Binge-eating disorder and bulimia include eating excessively large amounts of food and then taking drastic measures to get rid of the food that has been consumed. Anorexia nervosa includes self-starvation, or the restriction of food, to the point where those who struggle with this eating disorder are undernourished. However, the common denominator of all three of these eating disorders is the extreme fear of gaining weight. When this threat comes about, the anxiety linked to these disorders is triggered, causing individuals to engage in behaviors like abusing laxatives to prevent weight gain.

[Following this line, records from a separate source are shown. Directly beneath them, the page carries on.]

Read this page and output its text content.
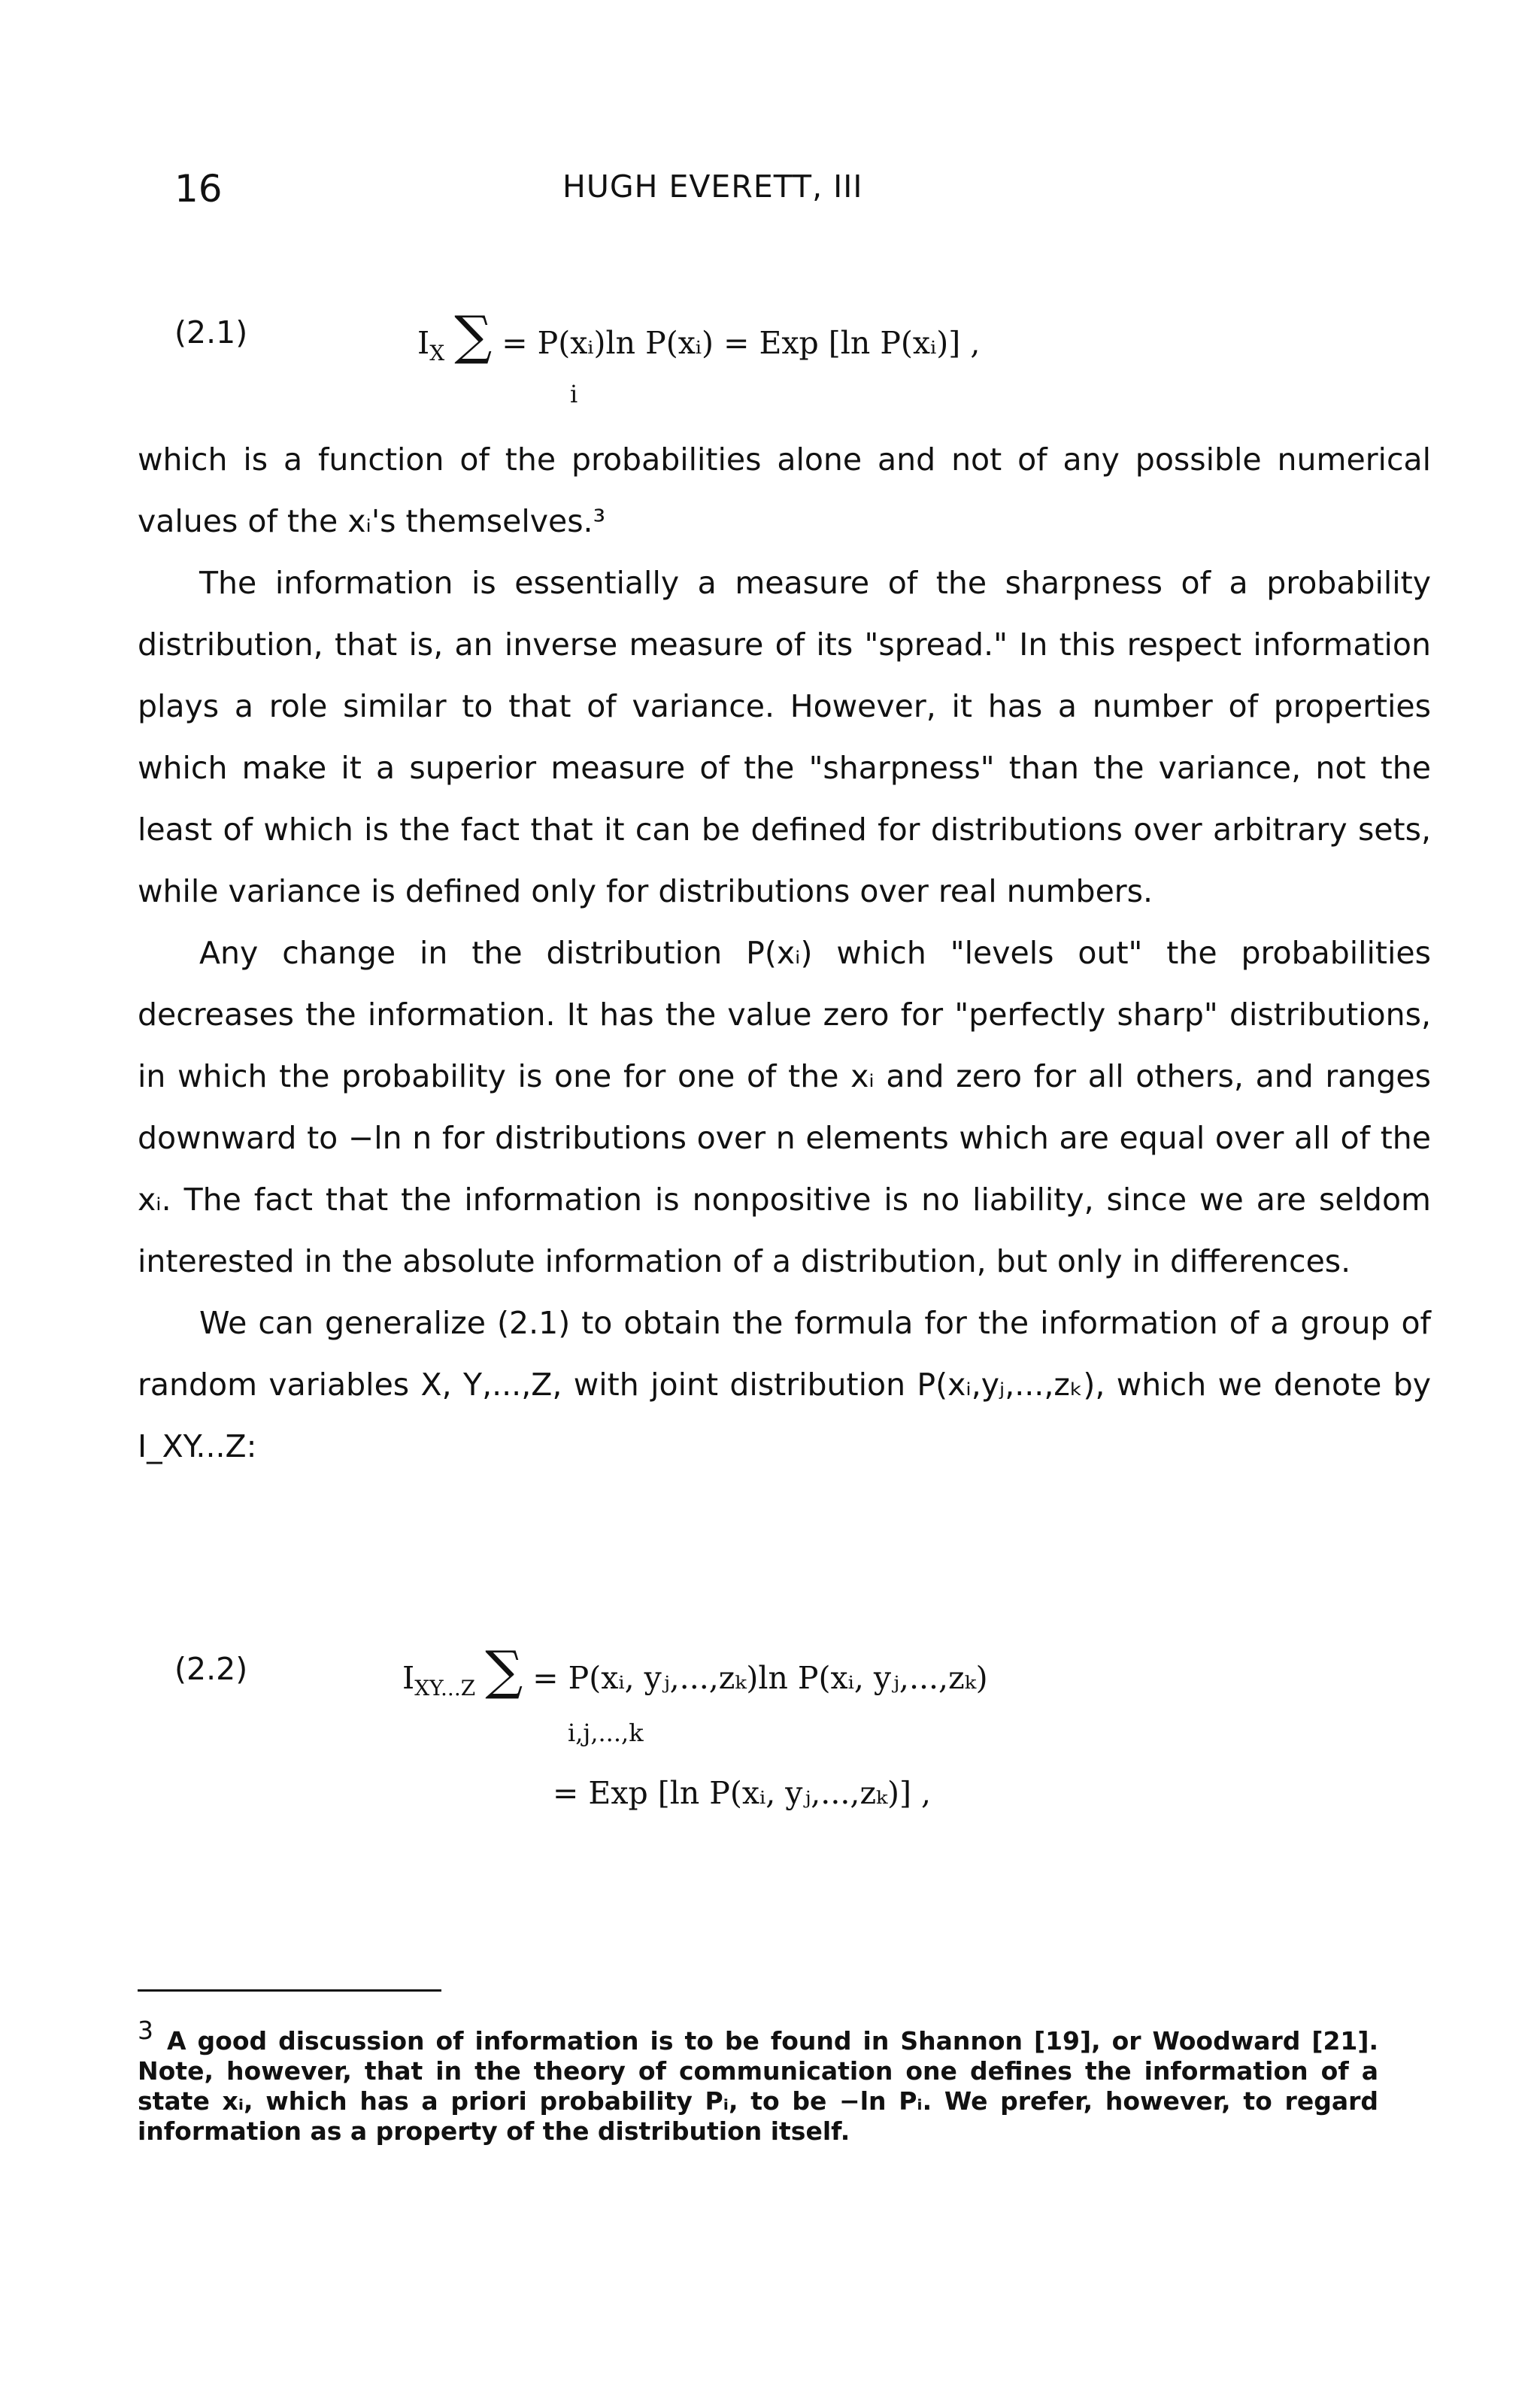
16	HUGH EVERETT, III
(2.1)	$I_X$ ∑ = P(xᵢ)ln P(xᵢ) = Exp [ln P(xᵢ)] ,
i

which is a function of the probabilities alone and not of any possible numerical values of the xᵢ's themselves.³

The information is essentially a measure of the sharpness of a probability distribution, that is, an inverse measure of its "spread." In this respect information plays a role similar to that of variance. However, it has a number of properties which make it a superior measure of the "sharpness" than the variance, not the least of which is the fact that it can be defined for distributions over arbitrary sets, while variance is defined only for distributions over real numbers.

Any change in the distribution P(xᵢ) which "levels out" the probabilities decreases the information. It has the value zero for "perfectly sharp" distributions, in which the probability is one for one of the xᵢ and zero for all others, and ranges downward to −ln n for distributions over n elements which are equal over all of the xᵢ. The fact that the information is nonpositive is no liability, since we are seldom interested in the absolute information of a distribution, but only in differences.

We can generalize (2.1) to obtain the formula for the information of a group of random variables X, Y,...,Z, with joint distribution P(xᵢ,yⱼ,...,zₖ), which we denote by I_XY...Z:

(2.2)	$I_{XY...Z}$ ∑ = P(xᵢ, yⱼ,...,zₖ)ln P(xᵢ, yⱼ,...,zₖ)
i,j,...,k
= Exp [ln P(xᵢ, yⱼ,...,zₖ)] ,
$^3$ A good discussion of information is to be found in Shannon [19], or Woodward [21]. Note, however, that in the theory of communication one defines the information of a state xᵢ, which has a priori probability Pᵢ, to be −ln Pᵢ. We prefer, however, to regard information as a property of the distribution itself.
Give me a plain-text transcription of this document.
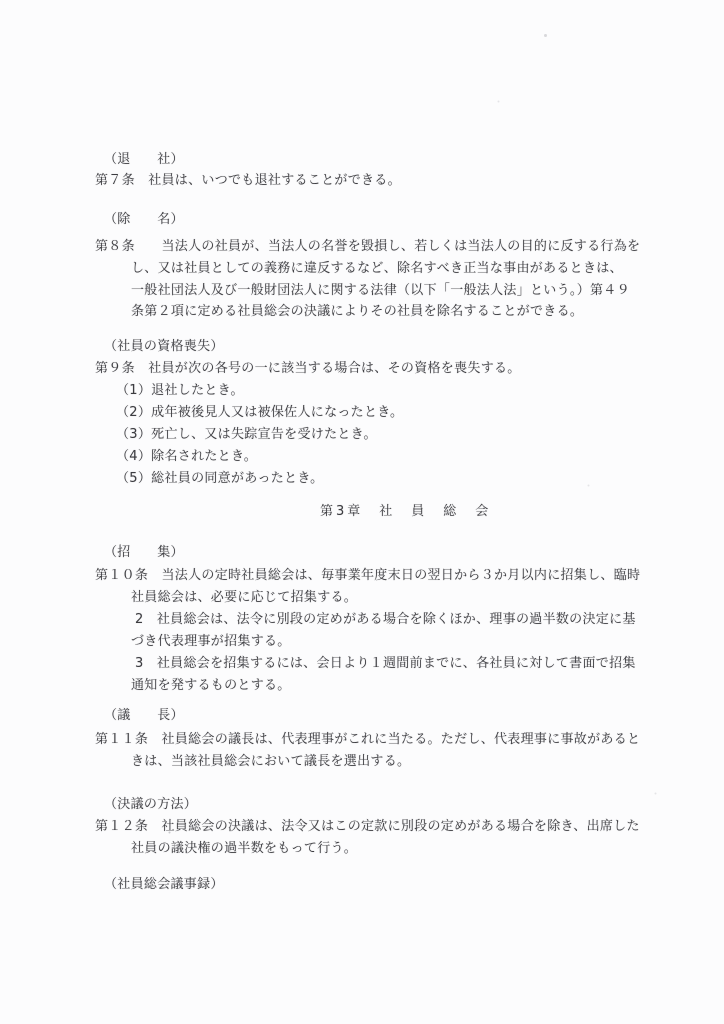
（退　　社）
第７条　社員は、いつでも退社することができる。
（除　　名）
第８条　　当法人の社員が、当法人の名誉を毀損し、若しくは当法人の目的に反する行為を
し、又は社員としての義務に違反するなど、除名すべき正当な事由があるときは、
一般社団法人及び一般財団法人に関する法律（以下「一般法人法」という。）第４９
条第２項に定める社員総会の決議によりその社員を除名することができる。
（社員の資格喪失）
第９条　社員が次の各号の一に該当する場合は、その資格を喪失する。
（1）退社したとき。
（2）成年被後見人又は被保佐人になったとき。
（3）死亡し、又は失踪宣告を受けたとき。
（4）除名されたとき。
（5）総社員の同意があったとき。
第3章　社　員　総　会
（招　　集）
第１０条　当法人の定時社員総会は、毎事業年度末日の翌日から３か月以内に招集し、臨時
社員総会は、必要に応じて招集する。
2　社員総会は、法令に別段の定めがある場合を除くほか、理事の過半数の決定に基
づき代表理事が招集する。
3　社員総会を招集するには、会日より１週間前までに、各社員に対して書面で招集
通知を発するものとする。
（議　　長）
第１１条　社員総会の議長は、代表理事がこれに当たる。ただし、代表理事に事故があると
きは、当該社員総会において議長を選出する。
（決議の方法）
第１２条　社員総会の決議は、法令又はこの定款に別段の定めがある場合を除き、出席した
社員の議決権の過半数をもって行う。
（社員総会議事録）
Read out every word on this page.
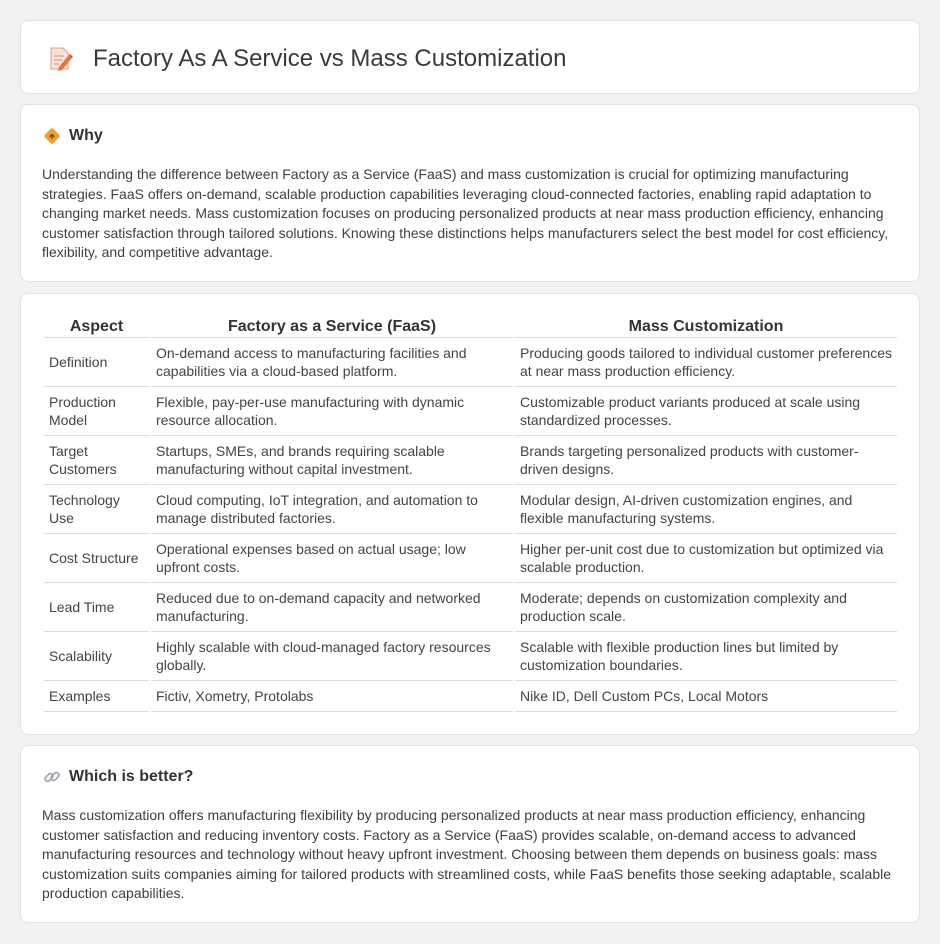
Factory As A Service vs Mass Customization
Why

Understanding the difference between Factory as a Service (FaaS) and mass customization is crucial for optimizing manufacturing strategies. FaaS offers on-demand, scalable production capabilities leveraging cloud-connected factories, enabling rapid adaptation to changing market needs. Mass customization focuses on producing personalized products at near mass production efficiency, enhancing customer satisfaction through tailored solutions. Knowing these distinctions helps manufacturers select the best model for cost efficiency, flexibility, and competitive advantage.

Aspect	Factory as a Service (FaaS)	Mass Customization
Definition	On-demand access to manufacturing facilities and capabilities via a cloud-based platform.	Producing goods tailored to individual customer preferences at near mass production efficiency.
Production Model	Flexible, pay-per-use manufacturing with dynamic resource allocation.	Customizable product variants produced at scale using standardized processes.
Target Customers	Startups, SMEs, and brands requiring scalable manufacturing without capital investment.	Brands targeting personalized products with customer-driven designs.
Technology Use	Cloud computing, IoT integration, and automation to manage distributed factories.	Modular design, AI-driven customization engines, and flexible manufacturing systems.
Cost Structure	Operational expenses based on actual usage; low upfront costs.	Higher per-unit cost due to customization but optimized via scalable production.
Lead Time	Reduced due to on-demand capacity and networked manufacturing.	Moderate; depends on customization complexity and production scale.
Scalability	Highly scalable with cloud-managed factory resources globally.	Scalable with flexible production lines but limited by customization boundaries.
Examples	Fictiv, Xometry, Protolabs	Nike ID, Dell Custom PCs, Local Motors
Which is better?

Mass customization offers manufacturing flexibility by producing personalized products at near mass production efficiency, enhancing customer satisfaction and reducing inventory costs. Factory as a Service (FaaS) provides scalable, on-demand access to advanced manufacturing resources and technology without heavy upfront investment. Choosing between them depends on business goals: mass customization suits companies aiming for tailored products with streamlined costs, while FaaS benefits those seeking adaptable, scalable production capabilities.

Signs and symptoms of laxative abuse
The signs and symptoms of laxative abuse can vary from person to person based on how long they have been abusing these medications and how much they have consumed. Some of the behavioral, physical, psychosocial, and cognitive symptoms of laxative abuse can include:
- Avoiding certain situations in which laxatives cannot be used
- Lying about laxative use
- Consuming increased amounts of laxatives over time
- Frequent bowel movements
- Purchasing laxatives on a regular basis, oftentimes at different stores
- Developing ritualistic behavior patterns around the use of laxatives
- Switching between different types of laxatives when one does not retain its desired effect
- Hiding laxatives so as to conceal the abuse of these drugs
- Stomach pain
- Mineral and electrolyte imbalances
- Severe dehydration
- Tolerance to laxatives
- Drying of intestinal tract
- Rectal bleeding
- Preoccupation with laxative use
- Poor impulse control
- Euphoria, which occurs after the removal of bowels
- Obsessions / compulsions to use laxatives
- Anxious feeling when one cannot use or acquire laxatives
- Feelings of guilt
- Feelings of shame
- Feelings of regret
Effects of laxative abuse
- Irritable Bowel Syndrome
- Colon cancer
- Nerve damage in the colon and/or heart
- Muscle weakness and/or damage to the colon and/or heart
- Stretched or “lazy” colon
- Kidney damage
- Liver damage
- Fainting spells
- Blurred vision
- Colon infection
Why consider treatment for laxative abuse
Since the abuse of laxatives rarely occurs without some type of disordered eating, those who obtain treatment that includes care for eating disorders have an increased likelihood of defeating laxative abuse. When an individual stops abusing laxatives, water retention and constipation can develop. Since those who abuse laxatives seek to eliminate those exact outcomes from occurring, these two side effects can be mentally distressing and the afflicted individuals may require medical attention to avoid additional harm to one’s physical health. While under the care of medical and mental health professionals, those struggling with laxative abuse can be supervised and treated in the best, most effective way possible. By participating in intensive care that includes a team of professionals and residential, partial hospitalization, or intensive outpatient settings, those battling with laxative abuse and an eating disorder can stay focused on recovering in a supportive, safe, and kind environment. These types of treatment options can help those who are grappling with laxative abuse to rid themselves of their dysfunctional thinking and help them develop happy, healthy lifestyles that support good physical and mental health. Intensive treatment can offer an individual with these issues the access to psychiatric services, specialized therapeutic interventions, and nutritional counseling that can help them succeed in their recovery and move forward into a life filled with good health and endless possibilities.